In Köln haben sich Familienväter mit Kinderanhänger, schicke Studentinnen, Umweltbewegte, Rentner und Büroangestellte zusammengefunden. „Alle verbindet das Radfahren“, sagt Laufenberg. Tatsächlich herrscht die Atmosphäre eines lockeren Ausflugs. In gemächlichem Tempo führt die Spitze den Zug an, immer willkürlich in die eine Richtung oder die andere. Passanten filmen die Kolonne.

Die Polizei folgt dem Zug, als Demonstration ist er nicht angemeldet. „Wir waren zufällig da, sonst hätte es aber auch ein Kollege gemacht“, sagt einer der beiden Beamten. Probleme oder Streit habe er noch nie erlebt. Auch die Stadt Köln habe noch keine Beschwerden erhalten, sagt eine Sprecherin.

Als Einzelner wolle er nicht provozieren, sagt Fabian Staben. Dass die Gruppe aufregt, müsse sie in Kauf nehmen — ohne Aufmerksamkeit keine Veränderung. Bei den Fußgängern kommt die Aktion auch deutlich besser an als auf der Straße. „Ich finde es großartig. Autofahrer müssen lernen, die Straße zu teilen“, sagt Kathleen Singleton mit Kind an der Hand.

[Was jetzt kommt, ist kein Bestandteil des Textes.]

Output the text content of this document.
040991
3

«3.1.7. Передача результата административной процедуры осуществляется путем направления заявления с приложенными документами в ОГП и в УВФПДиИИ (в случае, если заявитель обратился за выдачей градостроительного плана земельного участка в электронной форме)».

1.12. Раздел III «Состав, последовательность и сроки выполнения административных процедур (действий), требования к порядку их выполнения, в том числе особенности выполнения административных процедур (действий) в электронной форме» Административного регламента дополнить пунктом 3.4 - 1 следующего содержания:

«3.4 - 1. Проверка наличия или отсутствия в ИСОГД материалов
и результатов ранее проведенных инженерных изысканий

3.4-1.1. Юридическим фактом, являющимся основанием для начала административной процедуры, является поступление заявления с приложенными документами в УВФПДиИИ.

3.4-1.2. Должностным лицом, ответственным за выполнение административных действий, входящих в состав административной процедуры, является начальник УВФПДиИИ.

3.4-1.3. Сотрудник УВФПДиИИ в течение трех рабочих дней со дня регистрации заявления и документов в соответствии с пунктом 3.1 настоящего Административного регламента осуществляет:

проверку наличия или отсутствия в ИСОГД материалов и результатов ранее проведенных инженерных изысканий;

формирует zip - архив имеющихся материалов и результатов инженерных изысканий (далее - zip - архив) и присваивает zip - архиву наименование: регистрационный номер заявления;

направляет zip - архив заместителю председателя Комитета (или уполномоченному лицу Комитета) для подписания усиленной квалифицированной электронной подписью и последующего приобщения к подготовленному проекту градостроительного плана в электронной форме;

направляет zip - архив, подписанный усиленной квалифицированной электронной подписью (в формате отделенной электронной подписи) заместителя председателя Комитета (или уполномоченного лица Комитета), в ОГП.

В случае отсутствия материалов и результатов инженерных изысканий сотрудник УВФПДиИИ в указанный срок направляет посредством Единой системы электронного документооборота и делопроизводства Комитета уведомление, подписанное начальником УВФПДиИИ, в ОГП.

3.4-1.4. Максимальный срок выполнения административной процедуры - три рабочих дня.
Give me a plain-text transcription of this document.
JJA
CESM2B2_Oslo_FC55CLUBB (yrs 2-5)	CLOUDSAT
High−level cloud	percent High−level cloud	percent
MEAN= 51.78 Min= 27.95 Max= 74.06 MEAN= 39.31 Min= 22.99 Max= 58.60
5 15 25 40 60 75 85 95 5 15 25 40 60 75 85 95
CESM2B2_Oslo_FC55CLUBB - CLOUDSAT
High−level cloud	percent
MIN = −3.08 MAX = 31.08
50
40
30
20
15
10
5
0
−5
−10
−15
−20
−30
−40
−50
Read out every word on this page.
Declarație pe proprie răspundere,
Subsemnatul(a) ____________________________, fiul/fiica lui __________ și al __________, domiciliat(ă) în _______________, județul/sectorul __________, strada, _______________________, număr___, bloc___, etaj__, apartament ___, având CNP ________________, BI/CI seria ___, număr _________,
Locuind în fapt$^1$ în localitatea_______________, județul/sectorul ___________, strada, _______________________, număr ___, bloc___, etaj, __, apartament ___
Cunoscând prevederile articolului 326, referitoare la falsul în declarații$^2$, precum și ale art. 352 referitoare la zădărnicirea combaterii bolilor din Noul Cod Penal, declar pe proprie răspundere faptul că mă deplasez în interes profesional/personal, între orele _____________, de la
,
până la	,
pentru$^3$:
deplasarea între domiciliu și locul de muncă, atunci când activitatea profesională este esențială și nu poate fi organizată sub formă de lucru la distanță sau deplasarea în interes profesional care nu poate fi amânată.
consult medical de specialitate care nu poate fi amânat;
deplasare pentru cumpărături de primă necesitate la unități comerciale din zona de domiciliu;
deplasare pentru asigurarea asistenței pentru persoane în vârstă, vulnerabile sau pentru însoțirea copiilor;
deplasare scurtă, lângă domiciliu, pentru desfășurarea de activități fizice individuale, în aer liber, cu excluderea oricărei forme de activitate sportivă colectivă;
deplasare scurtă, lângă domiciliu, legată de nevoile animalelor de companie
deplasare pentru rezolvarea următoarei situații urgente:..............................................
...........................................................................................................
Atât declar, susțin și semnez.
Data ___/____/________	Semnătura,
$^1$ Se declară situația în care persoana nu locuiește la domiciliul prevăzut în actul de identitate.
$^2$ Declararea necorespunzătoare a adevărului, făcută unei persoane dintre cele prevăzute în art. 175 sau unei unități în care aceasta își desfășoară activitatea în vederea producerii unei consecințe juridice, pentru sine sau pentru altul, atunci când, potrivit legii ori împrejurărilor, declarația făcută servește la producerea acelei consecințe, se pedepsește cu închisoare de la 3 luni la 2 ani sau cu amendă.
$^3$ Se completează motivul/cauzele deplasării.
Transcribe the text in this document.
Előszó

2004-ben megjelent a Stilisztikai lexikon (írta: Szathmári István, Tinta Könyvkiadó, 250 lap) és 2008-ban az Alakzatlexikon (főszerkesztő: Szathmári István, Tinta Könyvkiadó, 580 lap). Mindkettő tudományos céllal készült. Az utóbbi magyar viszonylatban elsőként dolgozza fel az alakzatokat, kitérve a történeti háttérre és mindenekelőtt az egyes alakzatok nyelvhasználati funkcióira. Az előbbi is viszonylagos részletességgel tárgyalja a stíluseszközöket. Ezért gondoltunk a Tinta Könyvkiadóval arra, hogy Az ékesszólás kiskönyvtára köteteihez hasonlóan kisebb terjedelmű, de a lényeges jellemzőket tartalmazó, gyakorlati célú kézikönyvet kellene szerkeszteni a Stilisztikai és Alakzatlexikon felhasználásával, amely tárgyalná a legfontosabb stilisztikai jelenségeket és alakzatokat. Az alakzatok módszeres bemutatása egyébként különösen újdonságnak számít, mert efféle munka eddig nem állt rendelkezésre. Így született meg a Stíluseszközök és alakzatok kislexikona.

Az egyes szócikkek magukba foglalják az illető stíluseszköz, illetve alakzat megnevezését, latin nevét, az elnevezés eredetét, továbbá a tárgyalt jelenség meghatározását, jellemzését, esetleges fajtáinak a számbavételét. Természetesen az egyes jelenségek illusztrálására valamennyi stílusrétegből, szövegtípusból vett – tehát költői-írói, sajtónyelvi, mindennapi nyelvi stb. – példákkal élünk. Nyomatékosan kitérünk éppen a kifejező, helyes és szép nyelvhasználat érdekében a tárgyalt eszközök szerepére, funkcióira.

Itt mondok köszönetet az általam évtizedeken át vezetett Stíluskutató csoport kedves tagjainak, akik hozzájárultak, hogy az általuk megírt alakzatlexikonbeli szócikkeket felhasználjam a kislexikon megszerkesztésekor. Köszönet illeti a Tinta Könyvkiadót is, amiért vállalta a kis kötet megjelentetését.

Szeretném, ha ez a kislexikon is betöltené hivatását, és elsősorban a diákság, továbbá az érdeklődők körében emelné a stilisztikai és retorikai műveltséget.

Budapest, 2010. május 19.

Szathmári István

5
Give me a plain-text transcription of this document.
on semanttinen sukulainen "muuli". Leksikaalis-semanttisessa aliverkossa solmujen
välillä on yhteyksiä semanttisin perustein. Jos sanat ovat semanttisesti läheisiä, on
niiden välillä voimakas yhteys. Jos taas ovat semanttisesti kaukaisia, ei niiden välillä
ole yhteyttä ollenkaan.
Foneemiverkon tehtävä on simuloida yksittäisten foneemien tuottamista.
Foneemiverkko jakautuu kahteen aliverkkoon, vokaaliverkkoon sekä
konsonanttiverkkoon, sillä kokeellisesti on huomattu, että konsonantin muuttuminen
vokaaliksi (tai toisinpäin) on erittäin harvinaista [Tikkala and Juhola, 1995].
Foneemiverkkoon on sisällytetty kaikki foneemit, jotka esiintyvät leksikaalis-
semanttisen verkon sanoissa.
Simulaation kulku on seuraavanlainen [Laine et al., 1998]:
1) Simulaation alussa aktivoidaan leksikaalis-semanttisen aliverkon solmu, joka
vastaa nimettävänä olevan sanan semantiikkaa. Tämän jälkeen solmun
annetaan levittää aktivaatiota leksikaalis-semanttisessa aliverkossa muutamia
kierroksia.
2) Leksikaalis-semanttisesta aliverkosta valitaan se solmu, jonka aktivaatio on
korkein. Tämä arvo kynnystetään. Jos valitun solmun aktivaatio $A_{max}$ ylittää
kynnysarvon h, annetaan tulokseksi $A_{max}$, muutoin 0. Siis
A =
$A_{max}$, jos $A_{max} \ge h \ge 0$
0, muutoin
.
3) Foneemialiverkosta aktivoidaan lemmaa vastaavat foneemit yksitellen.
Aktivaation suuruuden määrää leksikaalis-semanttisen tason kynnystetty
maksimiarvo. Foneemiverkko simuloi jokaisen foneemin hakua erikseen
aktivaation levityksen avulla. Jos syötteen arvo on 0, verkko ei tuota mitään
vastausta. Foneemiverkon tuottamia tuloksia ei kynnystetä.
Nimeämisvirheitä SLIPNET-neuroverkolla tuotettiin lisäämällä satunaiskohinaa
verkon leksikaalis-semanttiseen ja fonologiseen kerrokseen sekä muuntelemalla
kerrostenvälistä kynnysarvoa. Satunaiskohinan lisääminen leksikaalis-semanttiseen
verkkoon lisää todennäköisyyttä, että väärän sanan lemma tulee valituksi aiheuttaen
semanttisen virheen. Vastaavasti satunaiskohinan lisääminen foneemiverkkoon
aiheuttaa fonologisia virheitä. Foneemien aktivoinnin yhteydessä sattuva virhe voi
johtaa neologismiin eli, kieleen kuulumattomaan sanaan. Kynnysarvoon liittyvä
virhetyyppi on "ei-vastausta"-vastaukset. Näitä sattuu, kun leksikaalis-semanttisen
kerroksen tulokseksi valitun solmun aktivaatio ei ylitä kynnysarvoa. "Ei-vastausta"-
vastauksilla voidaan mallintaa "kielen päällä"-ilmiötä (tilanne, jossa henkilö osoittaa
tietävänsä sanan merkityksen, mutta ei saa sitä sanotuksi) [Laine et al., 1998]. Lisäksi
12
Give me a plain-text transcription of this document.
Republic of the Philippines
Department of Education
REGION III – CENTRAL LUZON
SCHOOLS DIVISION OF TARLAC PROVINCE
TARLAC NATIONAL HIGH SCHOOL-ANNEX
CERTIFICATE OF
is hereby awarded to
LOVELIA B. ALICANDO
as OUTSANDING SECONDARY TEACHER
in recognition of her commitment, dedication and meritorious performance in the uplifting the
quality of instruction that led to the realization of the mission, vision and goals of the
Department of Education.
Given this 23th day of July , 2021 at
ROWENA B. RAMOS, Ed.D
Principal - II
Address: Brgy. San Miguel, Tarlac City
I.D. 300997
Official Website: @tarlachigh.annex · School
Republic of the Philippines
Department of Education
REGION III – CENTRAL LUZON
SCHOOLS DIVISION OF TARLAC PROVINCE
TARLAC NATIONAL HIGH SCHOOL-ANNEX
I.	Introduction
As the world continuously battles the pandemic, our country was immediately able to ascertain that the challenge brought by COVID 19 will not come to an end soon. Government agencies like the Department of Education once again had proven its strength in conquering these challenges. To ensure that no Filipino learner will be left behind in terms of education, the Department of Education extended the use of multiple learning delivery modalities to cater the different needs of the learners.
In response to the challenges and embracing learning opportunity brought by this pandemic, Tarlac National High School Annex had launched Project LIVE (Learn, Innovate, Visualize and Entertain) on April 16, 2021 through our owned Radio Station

Vor einer Kneipe springt ein Mann auf. „Rot ist rot, machen Sie doch was“, ruft er den Polizisten zu. Einige Meter weiter winkt eine Frau und wünscht viel Spaß. Auf den Rädern ist man sich einig: Besser muss es werden in Köln, mit breiten, sicheren Radwegen auf der Fahrbahn. Die Fahrt hat aber noch einen anderen Grund: Sie macht Spaß.